На кладбище чивиркали редкие птички, где-то переговаривались негромко деревенские, пришедшие проведать усопших родственников.

— Здравствуй, Коля. — присела на скамеечку Прасковья.

«Крест менять пора, памятник заказывать,» — буднично мелькнуло в голове.

— Вот, Коленька, как, — начала она рассказывать мужу новости. — Зиму пережили, значит опять жить будем. Анютка первый класс уж закончила, вытянулась вся, худющая, как жердь. Мы с Ольгой работаем, ребят-то подымать надо. Председатель обещал помощь нам выбить по потере кормильца, крышу, глядишь, перекроем. А то прохудилась совсем. Всю вёсну с вёдрами про́жили. А крышу крыть, сам ведь знаешь, мужик нужён. А какой мужик задарма работать станет. Тому бутылку поставь, этому рубля дай. Ох, Коленька, не сладко нам, бабам, без мужика-то. Был ты один, да и то нас покинул.

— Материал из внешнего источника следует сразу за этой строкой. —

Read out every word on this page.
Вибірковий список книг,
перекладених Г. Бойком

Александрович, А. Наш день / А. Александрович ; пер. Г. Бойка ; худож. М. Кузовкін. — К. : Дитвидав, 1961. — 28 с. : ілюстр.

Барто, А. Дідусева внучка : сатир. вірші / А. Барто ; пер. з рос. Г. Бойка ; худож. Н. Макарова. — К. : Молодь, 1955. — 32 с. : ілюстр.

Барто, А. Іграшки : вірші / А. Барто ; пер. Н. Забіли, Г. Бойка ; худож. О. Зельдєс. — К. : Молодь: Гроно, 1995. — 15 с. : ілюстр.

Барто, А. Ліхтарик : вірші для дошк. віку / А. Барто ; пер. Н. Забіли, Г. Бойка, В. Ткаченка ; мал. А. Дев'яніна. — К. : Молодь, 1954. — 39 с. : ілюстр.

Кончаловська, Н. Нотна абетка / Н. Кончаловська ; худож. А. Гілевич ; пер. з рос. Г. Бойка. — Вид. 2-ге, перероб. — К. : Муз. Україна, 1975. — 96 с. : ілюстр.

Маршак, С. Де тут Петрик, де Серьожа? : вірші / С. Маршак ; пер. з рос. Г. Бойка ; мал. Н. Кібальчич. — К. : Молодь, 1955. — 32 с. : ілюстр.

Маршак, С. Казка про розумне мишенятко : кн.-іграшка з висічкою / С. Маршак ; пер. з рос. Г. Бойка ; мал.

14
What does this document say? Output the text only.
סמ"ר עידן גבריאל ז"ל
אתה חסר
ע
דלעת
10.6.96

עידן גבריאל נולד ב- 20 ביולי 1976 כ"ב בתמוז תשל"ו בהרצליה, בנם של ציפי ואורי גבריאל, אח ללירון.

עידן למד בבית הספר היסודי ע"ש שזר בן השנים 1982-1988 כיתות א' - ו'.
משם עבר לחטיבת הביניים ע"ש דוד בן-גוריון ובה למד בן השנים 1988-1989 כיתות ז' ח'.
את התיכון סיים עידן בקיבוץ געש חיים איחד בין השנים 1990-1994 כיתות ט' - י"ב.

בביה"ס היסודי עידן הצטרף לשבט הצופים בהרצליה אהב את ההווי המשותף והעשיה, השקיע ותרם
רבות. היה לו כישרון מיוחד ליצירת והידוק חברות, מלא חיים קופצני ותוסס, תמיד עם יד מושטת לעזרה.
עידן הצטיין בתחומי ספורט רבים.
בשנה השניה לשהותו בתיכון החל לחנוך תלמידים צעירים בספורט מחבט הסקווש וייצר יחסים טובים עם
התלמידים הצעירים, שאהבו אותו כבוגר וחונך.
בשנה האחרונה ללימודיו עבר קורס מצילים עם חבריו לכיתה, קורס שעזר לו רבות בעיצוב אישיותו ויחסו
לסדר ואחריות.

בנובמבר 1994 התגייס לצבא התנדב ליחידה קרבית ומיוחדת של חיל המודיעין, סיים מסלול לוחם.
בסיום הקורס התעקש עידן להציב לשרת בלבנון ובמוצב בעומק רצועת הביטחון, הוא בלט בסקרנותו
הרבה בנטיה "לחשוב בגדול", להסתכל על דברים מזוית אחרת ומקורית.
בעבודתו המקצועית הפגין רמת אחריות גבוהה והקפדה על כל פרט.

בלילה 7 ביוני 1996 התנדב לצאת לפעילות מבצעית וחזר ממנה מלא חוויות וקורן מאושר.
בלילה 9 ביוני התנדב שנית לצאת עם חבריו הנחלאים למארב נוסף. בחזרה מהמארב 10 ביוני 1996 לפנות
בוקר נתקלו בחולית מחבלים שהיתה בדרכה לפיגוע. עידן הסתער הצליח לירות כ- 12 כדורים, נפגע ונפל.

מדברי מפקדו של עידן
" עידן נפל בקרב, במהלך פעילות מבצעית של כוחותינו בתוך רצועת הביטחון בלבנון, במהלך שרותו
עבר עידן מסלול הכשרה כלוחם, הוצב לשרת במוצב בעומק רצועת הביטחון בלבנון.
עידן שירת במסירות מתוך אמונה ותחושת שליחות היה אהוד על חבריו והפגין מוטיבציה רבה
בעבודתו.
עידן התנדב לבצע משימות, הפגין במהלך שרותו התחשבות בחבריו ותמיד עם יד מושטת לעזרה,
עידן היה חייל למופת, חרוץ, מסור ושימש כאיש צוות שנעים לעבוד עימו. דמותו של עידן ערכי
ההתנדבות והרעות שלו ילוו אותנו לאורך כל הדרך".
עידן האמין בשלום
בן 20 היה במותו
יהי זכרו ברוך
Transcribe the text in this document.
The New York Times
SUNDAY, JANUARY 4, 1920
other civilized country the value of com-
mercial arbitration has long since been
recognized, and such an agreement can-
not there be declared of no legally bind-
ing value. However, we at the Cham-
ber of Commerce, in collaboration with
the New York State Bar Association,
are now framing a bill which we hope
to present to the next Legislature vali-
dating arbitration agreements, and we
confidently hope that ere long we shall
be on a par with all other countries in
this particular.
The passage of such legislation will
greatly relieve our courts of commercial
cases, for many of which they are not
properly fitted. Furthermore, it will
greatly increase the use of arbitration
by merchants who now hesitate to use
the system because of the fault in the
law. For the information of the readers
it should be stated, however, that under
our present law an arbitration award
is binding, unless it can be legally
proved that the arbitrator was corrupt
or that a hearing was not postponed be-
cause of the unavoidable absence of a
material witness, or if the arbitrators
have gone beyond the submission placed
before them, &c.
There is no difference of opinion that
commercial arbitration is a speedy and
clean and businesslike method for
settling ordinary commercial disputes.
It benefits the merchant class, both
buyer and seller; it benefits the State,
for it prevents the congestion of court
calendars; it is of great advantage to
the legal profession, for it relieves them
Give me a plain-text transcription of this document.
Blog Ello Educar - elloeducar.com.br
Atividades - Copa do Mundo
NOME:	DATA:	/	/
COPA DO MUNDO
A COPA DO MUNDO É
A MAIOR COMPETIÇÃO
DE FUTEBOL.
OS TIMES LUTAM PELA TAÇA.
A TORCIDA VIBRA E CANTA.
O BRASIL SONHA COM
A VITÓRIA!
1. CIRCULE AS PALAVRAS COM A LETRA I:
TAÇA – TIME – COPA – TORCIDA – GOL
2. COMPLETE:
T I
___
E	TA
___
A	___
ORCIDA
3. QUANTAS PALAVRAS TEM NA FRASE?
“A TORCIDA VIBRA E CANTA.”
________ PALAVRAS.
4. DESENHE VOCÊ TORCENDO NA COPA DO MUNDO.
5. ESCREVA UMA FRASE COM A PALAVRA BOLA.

Прасковья и сама не заметила, как разжалобила себя до слёз и зарыдала по-бабьи, от души, чтоб выплакать давнюю боль до самого дна да и наполняться ей снова, постепенно, неторопливо.

— А ведь, знаешь, зазноба ж твоя вернулась. — Вдоволь наплакавшись, вдруг вспомнила Прасковья. — Не сложилось, видать, в городе-то. Да не одна, с дитём вернулась. Нагуляла с кем-то. В магазине работает, да я туда и не хожу. Ольга говорит, всё такая же фифа раскрашенная. Какой мужик не зайдет, все с ним хи-хи да ха-ха. Тьфу, шалава. Нисколечки не изменилась. И правильно, Коленька, что бросил ты её. Уж сколько старики её слез выплакали, пока она по парням местным бегала. Да и в городе ничуть не лучше, видать, себя показала.

Наговорившись, Прасковья принялась за уборку. Свалив в кучу чёрный сухостой, что остался ещё с Покрова, начала дёргать сорную траву. Среди сочных стеблей обнаружила увядший букет ландышей и удивлённо уставилась на крест, словно требуя от мужа немедленного ответа.